Deep Logic of Why Interactions Deserve Their Own Entity in ERD - Entity-Relational Diagram
- Renee Li
- Nov 19
- 1 min read
I realized that every interaction is an object label another object into different categories.
What interactions do? They label or categorize foundational objects in new ways. My understanding is that they is a group of foundational objects label / categorize another group of foundational objects. As a consequence, new attributes occur.

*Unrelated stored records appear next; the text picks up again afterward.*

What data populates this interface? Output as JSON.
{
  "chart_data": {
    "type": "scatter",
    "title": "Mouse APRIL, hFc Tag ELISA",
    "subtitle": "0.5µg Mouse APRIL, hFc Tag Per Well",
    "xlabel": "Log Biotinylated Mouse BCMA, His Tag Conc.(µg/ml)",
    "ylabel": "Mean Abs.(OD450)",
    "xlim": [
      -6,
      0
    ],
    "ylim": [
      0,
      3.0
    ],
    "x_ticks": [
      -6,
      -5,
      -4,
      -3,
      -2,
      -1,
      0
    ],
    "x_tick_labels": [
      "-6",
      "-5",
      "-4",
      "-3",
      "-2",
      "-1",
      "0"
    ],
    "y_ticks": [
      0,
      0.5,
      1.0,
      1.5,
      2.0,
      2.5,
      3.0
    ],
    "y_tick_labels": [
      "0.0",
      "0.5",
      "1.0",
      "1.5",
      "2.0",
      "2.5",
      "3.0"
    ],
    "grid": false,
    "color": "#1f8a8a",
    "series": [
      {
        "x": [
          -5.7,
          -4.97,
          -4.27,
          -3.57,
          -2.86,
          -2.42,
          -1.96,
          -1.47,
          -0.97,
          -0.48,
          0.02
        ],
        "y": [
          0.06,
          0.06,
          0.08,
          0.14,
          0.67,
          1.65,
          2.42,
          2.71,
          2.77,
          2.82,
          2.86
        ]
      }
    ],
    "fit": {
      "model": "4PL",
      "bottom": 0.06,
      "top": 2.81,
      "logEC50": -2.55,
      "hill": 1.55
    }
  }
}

That's the fundamental reason why wen need to create a new entity for this type of interactions.
🔹 Interactions as Object Labeling
When you say “every interaction is an object labeling another object into different categories”, you’re pointing to a deep truth:
Foundational objects (vaults): Person, Manuscript, Interest.
Interactions (ledgers): Assignment, Feedback, Publication.
What interactions do: They label or categorize foundational objects in new ways.
Examples
Assignment: Labels a Person as Reviewer or Editor in relation to a Manuscript.
Feedback: Labels a Manuscript with quality categories (accepted, rejected, revise).
Publication: Labels a Manuscript as published and assigns it to an Issue/Period.
So interactions aren’t just events—they’re categorization rituals that give objects new identities or states.
The deep logic of why interactions deserve their own entity:
🔹 Interactions as Categorization Engines
Foundational objects (vaults): Person, Manuscript, Interest.
Interactions (ledgers): Assignment, Feedback, Publication.
What happens:
A group of foundational objects (e.g., Person + Manuscript + Editor)
Labels or categorizes another group of foundational objects (e.g., Manuscript becomes “Assigned,” Person becomes “Reviewer”).
This act of categorization creates new attributes that didn’t exist before (e.g., DateAssigned, Recommendation, IssueNumber).